Hightower has steadily proclaimed that the defense has the talent and self-belief necessary to get where it needs to be on a consistent basis.  

“I feel like every week should be like this regardless of who we’re playing,” he said. “We had a great week of practice. Everyone was all in the same mindset, the same focus. (Defensive coordinator Matty Patricia) again did a great job of calling the game, mixing it up. We just went out there and executed.”

As the Patriots head into the final four games of their schedule, the caliber of their competition will rise. The next opponent, Baltimore, has won four of five including a 38-6 demolition of the Dolphins on Sunday.

The Broncos are up after the Ravens and that game will be in Denver, never an easy spot for the Patriots to say the least.

The Patriots close at home with the always-annoying Jets and then have to go to South Florida to play Miami in the New Year’s Day finale.  

“We’re just one week at a time,” said Ryan. “You can’t break this season off a couple weeks. Next week, we see what Baltimore [Ravens] just did, they’re a real good team. We know how that’s been in the past so it should be a nice game, a competitive game, competitive atmosphere. We’re just one week at a time, we’re happy we got this game and we’re on to the next one.”

It’s hard to point to this game and say, “All’s fixed.”

It was the outcome expected and there was no letdown. Part of the process.

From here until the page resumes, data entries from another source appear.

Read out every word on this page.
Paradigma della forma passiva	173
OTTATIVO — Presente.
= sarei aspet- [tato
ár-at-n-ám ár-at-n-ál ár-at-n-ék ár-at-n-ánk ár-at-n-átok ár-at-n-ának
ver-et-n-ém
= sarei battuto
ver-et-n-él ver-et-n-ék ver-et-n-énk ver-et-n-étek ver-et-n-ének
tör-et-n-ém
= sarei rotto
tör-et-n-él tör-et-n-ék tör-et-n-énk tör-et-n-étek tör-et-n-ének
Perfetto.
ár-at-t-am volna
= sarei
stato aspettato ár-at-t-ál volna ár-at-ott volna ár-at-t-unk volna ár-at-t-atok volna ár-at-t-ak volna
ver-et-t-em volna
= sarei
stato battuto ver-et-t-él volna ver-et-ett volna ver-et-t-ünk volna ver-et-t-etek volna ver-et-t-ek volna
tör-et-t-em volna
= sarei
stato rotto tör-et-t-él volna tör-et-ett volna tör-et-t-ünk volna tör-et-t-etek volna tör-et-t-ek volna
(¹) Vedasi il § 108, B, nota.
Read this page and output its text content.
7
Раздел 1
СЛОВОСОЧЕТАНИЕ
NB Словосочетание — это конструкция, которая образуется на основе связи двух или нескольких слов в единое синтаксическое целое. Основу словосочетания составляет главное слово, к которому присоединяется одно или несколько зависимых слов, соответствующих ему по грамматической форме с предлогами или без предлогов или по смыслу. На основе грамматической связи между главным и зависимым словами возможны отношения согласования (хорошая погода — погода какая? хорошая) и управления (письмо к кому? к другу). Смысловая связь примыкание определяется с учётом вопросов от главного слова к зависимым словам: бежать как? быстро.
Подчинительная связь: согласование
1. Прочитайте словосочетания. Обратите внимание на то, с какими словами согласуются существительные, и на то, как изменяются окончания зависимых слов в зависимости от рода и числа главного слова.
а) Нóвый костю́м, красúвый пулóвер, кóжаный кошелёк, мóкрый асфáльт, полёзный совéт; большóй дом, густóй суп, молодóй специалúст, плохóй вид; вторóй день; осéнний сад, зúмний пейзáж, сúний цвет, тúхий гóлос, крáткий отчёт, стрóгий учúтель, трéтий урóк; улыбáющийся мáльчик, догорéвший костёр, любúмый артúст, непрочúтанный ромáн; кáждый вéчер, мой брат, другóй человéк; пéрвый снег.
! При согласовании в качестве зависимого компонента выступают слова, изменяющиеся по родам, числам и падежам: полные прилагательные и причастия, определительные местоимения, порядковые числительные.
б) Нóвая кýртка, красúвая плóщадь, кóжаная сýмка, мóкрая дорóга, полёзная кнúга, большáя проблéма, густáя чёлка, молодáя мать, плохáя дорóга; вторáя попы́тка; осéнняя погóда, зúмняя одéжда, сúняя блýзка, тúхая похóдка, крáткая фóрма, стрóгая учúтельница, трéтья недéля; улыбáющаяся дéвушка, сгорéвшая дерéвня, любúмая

“It’s December, time to play our best football,” said Devin McCourty. "We’ve been at it for a while now dating back to the beginning of training camp. Things we’ve talked about working on and things we’ve talked about improving, it’s time to start improving on those things and getting them done. Bill [Belichick] said it over and over that who we play each week is not going to matter if we don’t come and fix the things we need to fix and play the way we need to play. I think the whole team understands that and it starts with him, but [also] us echoing it as captains and as leaders. Today I think showed that when we do those things, we go out there and play well.”

The principals in this win – players like Sheard and Ryan – signaled that concerns over buy-in and locker room fissures appearing after playing time was shifted and personnel was shipped out were probably unfounded.

It’s a tough place to play because performance matters and there’s not a lot of, “That’s ok, you’ll get ‘em next time…” with this coaching staff.

It’s mentally challenging.

“That might be an understatement,” laughed Hightower. “But that’s part of the process, that’s part of the Patriot way and we try to adapt to it.”